SlideWiki is a platform, where potentially large communities of teachers, lecturers, academics are empowered to create sophisticated educational content in a collaborative way. For newly emerging research fields, for example, a collaboration facility such as SlideWiki allows disseminating content and educating PhD students and peer-researchers more rapidly, since the burden of creating and structuring the new field can be distributed among a large community. Specialists for individual aspects of the new field can focus on creating educational content in their particular area of expertise and still this content can be easily integrated with other content, re-structured and re-purposed. A particular aspect, which is facilitated by SlideWiki is multi-linguality. Since all content is versioned and richly structured, it is easy to semi-automatically translate content and to keep track of changes in various multi-lingual versions of the same content object.

== Features ==

SlideWiki particularly focusses on the crowd-sourced authoring, translation support and enrichment of educational content with self-assessment questions.
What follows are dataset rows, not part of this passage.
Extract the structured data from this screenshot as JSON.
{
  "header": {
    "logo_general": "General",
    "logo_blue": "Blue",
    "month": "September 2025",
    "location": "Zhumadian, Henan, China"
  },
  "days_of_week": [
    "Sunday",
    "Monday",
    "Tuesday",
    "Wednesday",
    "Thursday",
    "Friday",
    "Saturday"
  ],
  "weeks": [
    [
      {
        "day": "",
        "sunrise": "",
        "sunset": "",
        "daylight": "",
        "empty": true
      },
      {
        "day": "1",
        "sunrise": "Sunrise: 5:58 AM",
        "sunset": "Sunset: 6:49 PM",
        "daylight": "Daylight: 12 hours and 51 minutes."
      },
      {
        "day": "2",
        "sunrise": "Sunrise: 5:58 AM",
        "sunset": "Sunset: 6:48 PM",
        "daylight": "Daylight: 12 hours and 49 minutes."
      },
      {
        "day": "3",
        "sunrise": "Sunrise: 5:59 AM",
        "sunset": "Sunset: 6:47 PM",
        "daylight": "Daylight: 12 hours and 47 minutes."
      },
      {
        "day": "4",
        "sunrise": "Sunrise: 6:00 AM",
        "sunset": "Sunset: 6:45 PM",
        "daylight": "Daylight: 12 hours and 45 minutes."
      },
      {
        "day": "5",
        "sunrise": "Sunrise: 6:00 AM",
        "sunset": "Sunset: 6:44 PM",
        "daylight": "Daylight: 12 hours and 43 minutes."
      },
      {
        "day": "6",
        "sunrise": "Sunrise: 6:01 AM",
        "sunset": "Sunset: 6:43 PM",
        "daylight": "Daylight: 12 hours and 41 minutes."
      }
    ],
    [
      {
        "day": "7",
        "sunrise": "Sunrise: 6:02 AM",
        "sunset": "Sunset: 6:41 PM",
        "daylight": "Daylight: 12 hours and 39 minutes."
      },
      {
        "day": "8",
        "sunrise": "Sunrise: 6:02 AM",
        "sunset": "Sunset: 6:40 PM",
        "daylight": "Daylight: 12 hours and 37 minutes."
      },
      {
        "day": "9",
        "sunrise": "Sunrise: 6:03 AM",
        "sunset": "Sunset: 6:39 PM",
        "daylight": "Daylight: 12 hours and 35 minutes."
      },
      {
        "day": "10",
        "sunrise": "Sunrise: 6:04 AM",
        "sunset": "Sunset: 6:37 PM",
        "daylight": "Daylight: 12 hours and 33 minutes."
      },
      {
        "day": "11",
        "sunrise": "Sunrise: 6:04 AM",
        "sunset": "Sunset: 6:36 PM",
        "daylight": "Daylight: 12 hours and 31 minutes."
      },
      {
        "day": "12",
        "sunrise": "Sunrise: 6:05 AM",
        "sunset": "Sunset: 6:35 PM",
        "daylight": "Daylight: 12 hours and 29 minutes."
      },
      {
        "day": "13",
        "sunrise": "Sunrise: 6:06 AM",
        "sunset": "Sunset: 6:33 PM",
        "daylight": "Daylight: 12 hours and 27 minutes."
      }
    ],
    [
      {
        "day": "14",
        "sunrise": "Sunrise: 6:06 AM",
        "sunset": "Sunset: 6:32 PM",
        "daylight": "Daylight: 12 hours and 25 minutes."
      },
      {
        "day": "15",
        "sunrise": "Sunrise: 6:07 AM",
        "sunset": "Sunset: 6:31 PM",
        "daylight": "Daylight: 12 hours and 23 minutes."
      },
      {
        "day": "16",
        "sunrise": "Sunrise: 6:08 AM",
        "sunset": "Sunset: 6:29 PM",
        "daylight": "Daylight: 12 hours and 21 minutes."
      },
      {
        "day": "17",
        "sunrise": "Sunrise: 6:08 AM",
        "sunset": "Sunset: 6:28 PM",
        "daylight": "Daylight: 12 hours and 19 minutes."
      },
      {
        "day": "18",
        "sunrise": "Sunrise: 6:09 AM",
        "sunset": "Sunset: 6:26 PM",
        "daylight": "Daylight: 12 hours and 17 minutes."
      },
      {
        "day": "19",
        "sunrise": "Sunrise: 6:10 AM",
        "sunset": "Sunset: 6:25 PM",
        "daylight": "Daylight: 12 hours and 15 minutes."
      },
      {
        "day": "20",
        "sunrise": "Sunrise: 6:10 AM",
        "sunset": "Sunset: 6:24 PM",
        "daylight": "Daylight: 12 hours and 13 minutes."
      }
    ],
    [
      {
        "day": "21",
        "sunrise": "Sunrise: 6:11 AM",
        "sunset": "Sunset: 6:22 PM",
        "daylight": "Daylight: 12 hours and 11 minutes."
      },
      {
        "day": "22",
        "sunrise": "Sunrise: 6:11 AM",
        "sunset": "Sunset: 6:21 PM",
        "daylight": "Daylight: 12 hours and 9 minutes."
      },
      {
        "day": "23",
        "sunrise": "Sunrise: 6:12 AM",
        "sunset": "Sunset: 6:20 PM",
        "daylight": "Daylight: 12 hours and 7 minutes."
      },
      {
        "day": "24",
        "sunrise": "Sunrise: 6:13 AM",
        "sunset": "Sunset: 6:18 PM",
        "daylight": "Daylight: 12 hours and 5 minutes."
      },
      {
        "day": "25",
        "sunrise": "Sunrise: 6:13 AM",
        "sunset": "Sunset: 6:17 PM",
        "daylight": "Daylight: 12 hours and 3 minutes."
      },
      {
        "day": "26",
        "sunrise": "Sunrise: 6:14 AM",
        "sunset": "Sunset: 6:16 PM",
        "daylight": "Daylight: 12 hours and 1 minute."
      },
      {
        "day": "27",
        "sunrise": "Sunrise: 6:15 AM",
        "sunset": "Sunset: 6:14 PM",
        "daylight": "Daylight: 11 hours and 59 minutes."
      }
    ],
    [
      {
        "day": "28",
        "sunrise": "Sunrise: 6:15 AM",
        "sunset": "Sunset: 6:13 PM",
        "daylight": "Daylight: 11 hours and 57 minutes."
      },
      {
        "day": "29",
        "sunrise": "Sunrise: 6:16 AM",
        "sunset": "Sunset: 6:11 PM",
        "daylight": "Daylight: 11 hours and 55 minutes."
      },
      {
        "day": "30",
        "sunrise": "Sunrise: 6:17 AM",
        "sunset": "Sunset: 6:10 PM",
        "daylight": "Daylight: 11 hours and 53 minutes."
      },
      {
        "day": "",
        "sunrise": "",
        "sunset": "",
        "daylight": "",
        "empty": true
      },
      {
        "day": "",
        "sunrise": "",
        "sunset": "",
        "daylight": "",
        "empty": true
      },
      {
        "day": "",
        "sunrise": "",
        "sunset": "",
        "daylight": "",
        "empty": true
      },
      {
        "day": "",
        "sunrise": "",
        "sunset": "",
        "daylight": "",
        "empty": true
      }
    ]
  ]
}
Features include:

- WYSIWYG slide authoring
- Logical slide and deck representation
- LaTeX/MathML integration
- Multilingual decks / semi-automatic translation in 50+ languages
- PowerPoint/HTML import
- Source code highlighting within slides
- Dynamic CSS themability and transitions
- Social networking activities
- Full revisioning and branching of slides and decks
- E-Learning with self-assessment questionnaires
- Source, citation and attribution tracking
- Synchronization and remote control of presentations

== SlideWiki H2020 project ==
SlideWikis future development has been established with the beginning of the year 2016 as an EU funded project. It was reengineered on a new technology stack and released on the official SlideWiki.org platform in 2017. 17 partner institutes from all over Europe and also South America cooperate in order to improve SlideWiki and implement many new features and enhance the user experience in order to become a central hub for open educational resources, especially presentations.

==Bibliography==
- Darya Tarasowa, Ali Khalili, Sören Auer and Jörg Unbehauen: CrowdLearn: Crowd-sourcing the Creation of Highly-structured E-Learning Content. 5th International Conference on Computer Supported Education (CSEDU 2013)
- Ali Khalili, Sören Auer, Darya Tarasowa and Ivan Ermilov: SlideWiki: Elicitation and Sharing of Corporate Knowledge using Presentations. Proceedings of the EKAW 2012, LNCS 7603, Springer 2012, ISBN 978-3-642-33875-5.